When the water is turned on, which it is, if I’m lucky, every second day, for a couple of hours, it’s all hands to pumps. Or hosepipes. Or – on account of recent shopping trip – the washing machine. I dare not fill it unless I know tank levels are rising: the family would kill me if I forfeited bath water for the sake of my smalls. That the damp laundry gives me electric shocks as I unload the machine is a quick reminder – if I was seduced for a brief moment that I was anywhere but Outpost simply because water was dribbling out of taps and washing machines had been whirring – of exactly where I am, electricians being what they are here.

Evenings are for walking, drinking in a sublime sunset, laughing at the antics of ridiculous dogs as they race through the dam tormenting the herons and pelicans that – normally – reside there in peace. We greet the fishermen who are dragging their dugouts onto the bank and admire their catches.


After brief – and shallow – baths I nag the children to slather themselves in mosquito repellent (my poor kids spend their lives in a permanent oil slick: sun block at dawn, mozzi gel at dusk).
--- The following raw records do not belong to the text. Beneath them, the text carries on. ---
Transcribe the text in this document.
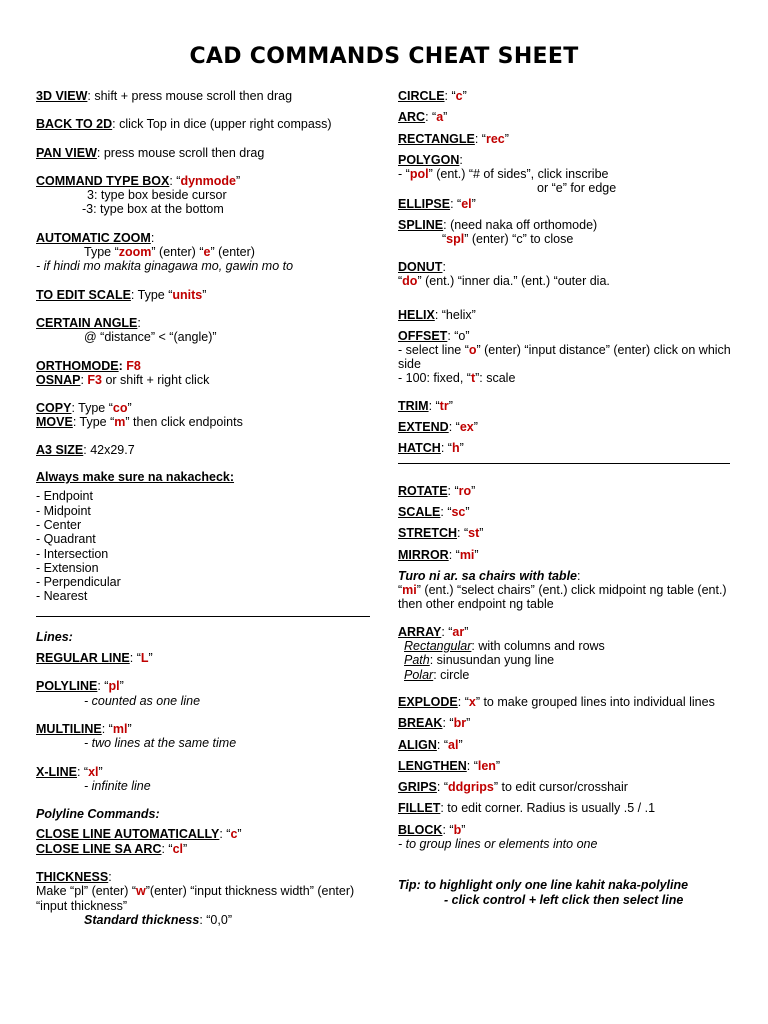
CAD COMMANDS CHEAT SHEET
3D VIEW: shift + press mouse scroll then drag
BACK TO 2D: click Top in dice (upper right compass)
PAN VIEW: press mouse scroll then drag
COMMAND TYPE BOX: “dynmode”
3: type box beside cursor
-3: type box at the bottom
AUTOMATIC ZOOM:
Type “zoom” (enter) “e” (enter)
- if hindi mo makita ginagawa mo, gawin mo to
TO EDIT SCALE: Type “units”
CERTAIN ANGLE:
@ “distance” < “(angle)”
ORTHOMODE: F8
OSNAP: F3 or shift + right click
COPY: Type “co”
MOVE: Type “m” then click endpoints
A3 SIZE: 42x29.7
Always make sure na nakacheck:
- Endpoint
- Midpoint
- Center
- Quadrant
- Intersection
- Extension
- Perpendicular
- Nearest
Lines:
REGULAR LINE: “L”
POLYLINE: “pl”
- counted as one line
MULTILINE: “ml”
- two lines at the same time
X-LINE: “xl”
- infinite line
Polyline Commands:
CLOSE LINE AUTOMATICALLY: “c”
CLOSE LINE SA ARC: “cl”
THICKNESS:
Make “pl” (enter) “w”(enter) “input thickness width” (enter)
“input thickness”
Standard thickness: “0,0”
CIRCLE: “c”
ARC: “a”
RECTANGLE: “rec”
POLYGON:
- “pol” (ent.) “# of sides”, click inscribe
or “e” for edge
ELLIPSE: “el”
SPLINE: (need naka off orthomode)
“spl” (enter) “c” to close
DONUT:
“do” (ent.) “inner dia.” (ent.) “outer dia.
HELIX: “helix”
OFFSET: “o”
- select line “o” (enter) “input distance” (enter) click on which side
- 100: fixed, “t”: scale
TRIM: “tr”
EXTEND: “ex”
HATCH: “h”
ROTATE: “ro”
SCALE: “sc”
STRETCH: “st”
MIRROR: “mi”
Turo ni ar. sa chairs with table:
“mi” (ent.) “select chairs” (ent.) click midpoint ng table (ent.) then other endpoint ng table
ARRAY: “ar”
Rectangular: with columns and rows
Path: sinusundan yung line
Polar: circle
EXPLODE: “x” to make grouped lines into individual lines
BREAK: “br”
ALIGN: “al”
LENGTHEN: “len”
GRIPS: “ddgrips” to edit cursor/crosshair
FILLET: to edit corner. Radius is usually .5 / .1
BLOCK: “b”
- to group lines or elements into one
Tip: to highlight only one line kahit naka-polyline
- click control + left click then select line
Mosquitoes abound here, and malaria, for which I have the greatest respect, is prevalent. 

Have you put your mozzi dawa on?

No Mum, but I will.

Now. Do it now.Ok.

Ok. Don’t yell man.

But I do. Because I have had a child perilously ill, it’s what heightened my respect for the disease, and I don’t plan on reliving the experience anytime soon.
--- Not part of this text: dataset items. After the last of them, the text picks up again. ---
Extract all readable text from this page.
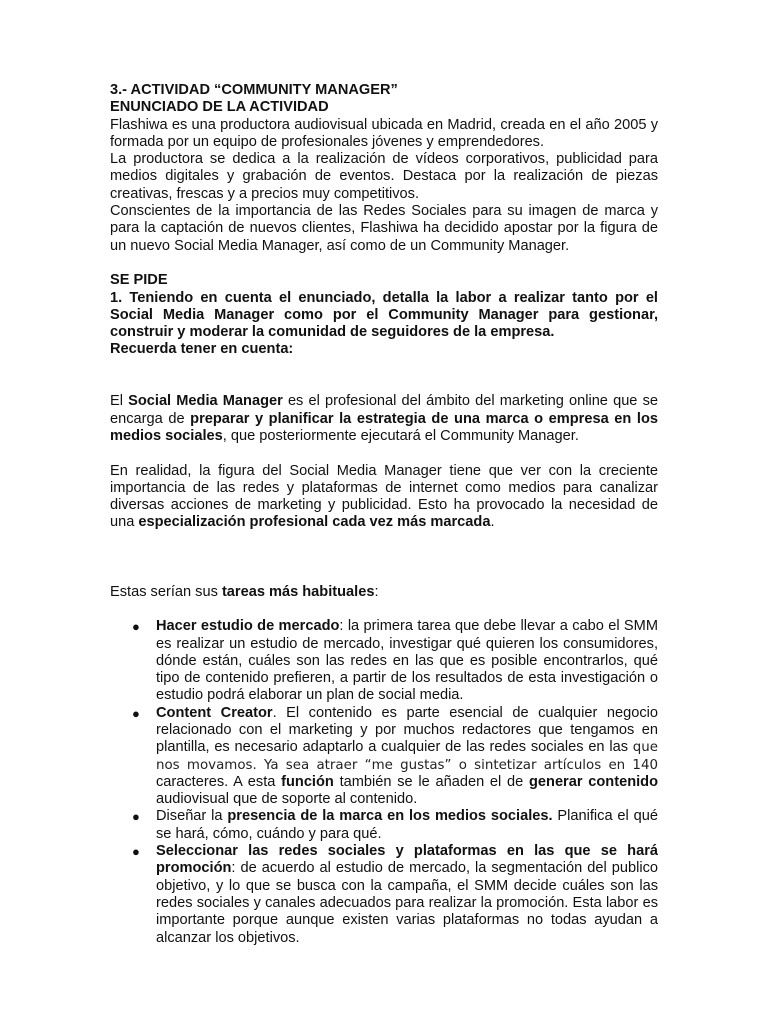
3.- ACTIVIDAD “COMMUNITY MANAGER”

ENUNCIADO DE LA ACTIVIDAD

Flashiwa es una productora audiovisual ubicada en Madrid, creada en el año 2005 y formada por un equipo de profesionales jóvenes y emprendedores.

La productora se dedica a la realización de vídeos corporativos, publicidad para medios digitales y grabación de eventos. Destaca por la realización de piezas creativas, frescas y a precios muy competitivos.

Conscientes de la importancia de las Redes Sociales para su imagen de marca y para la captación de nuevos clientes, Flashiwa ha decidido apostar por la figura de un nuevo Social Media Manager, así como de un Community Manager.

SE PIDE

1. Teniendo en cuenta el enunciado, detalla la labor a realizar tanto por el Social Media Manager como por el Community Manager para gestionar, construir y moderar la comunidad de seguidores de la empresa.

Recuerda tener en cuenta:

El Social Media Manager es el profesional del ámbito del marketing online que se encarga de preparar y planificar la estrategia de una marca o empresa en los medios sociales, que posteriormente ejecutará el Community Manager.

En realidad, la figura del Social Media Manager tiene que ver con la creciente importancia de las redes y plataformas de internet como medios para canalizar diversas acciones de marketing y publicidad. Esto ha provocado la necesidad de una especialización profesional cada vez más marcada.

Estas serían sus tareas más habituales:

● Hacer estudio de mercado: la primera tarea que debe llevar a cabo el SMM es realizar un estudio de mercado, investigar qué quieren los consumidores, dónde están, cuáles son las redes en las que es posible encontrarlos, qué tipo de contenido prefieren, a partir de los resultados de esta investigación o estudio podrá elaborar un plan de social media.
● Content Creator. El contenido es parte esencial de cualquier negocio relacionado con el marketing y por muchos redactores que tengamos en plantilla, es necesario adaptarlo a cualquier de las redes sociales en las que nos movamos. Ya sea atraer “me gustas” o sintetizar artículos en 140 caracteres. A esta función también se le añaden el de generar contenido audiovisual que de soporte al contenido.
● Diseñar la presencia de la marca en los medios sociales. Planifica el qué se hará, cómo, cuándo y para qué.
● Seleccionar las redes sociales y plataformas en las que se hará promoción: de acuerdo al estudio de mercado, la segmentación del publico objetivo, y lo que se busca con la campaña, el SMM decide cuáles son las redes sociales y canales adecuados para realizar la promoción. Esta labor es importante porque aunque existen varias plataformas no todas ayudan a alcanzar los objetivos.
We eat supper. Around the dining table inside (for the mosquitoes are flying in squadrons outside, I hope the mesh on the windows, the mosquito coils I’m burning, the insecticide I’ve sprayed and my children’s oily skin will keep them at bay indoors). We watch the telly. The kids fight over the remote. At which point I might turn it off to demonstrate my disgust at their inability to compromise on the night’s viewing and we might play cards instead.

Bed then, after teeth brushing (more nagging … have you brushed? How well? I can still see supper in there), under a mosquito net tucked tightly beneath a mattress in the hope not even the most persistent mosquito can worm its way in to warm, succulent flesh.

I lie in the dark and worry about the stuff mum’s everywhere worry about. Am I a good enough mother? Ought I have yelled today? Did I address an editor’s brief properly before I submitted copy? Have I paid our medical insurance? I must check. Oh God, no flippin’ Cornflakes left for breakfast, Ben’s going to have a fit. Must put on list …

I wake several hours later to the sound of the muezzin calling the faithful to prayer in the dark before dawn. And we begin all over again.

See. Not so different. Motherhood is the great adventure. Geography only manipulates what’s common to us all.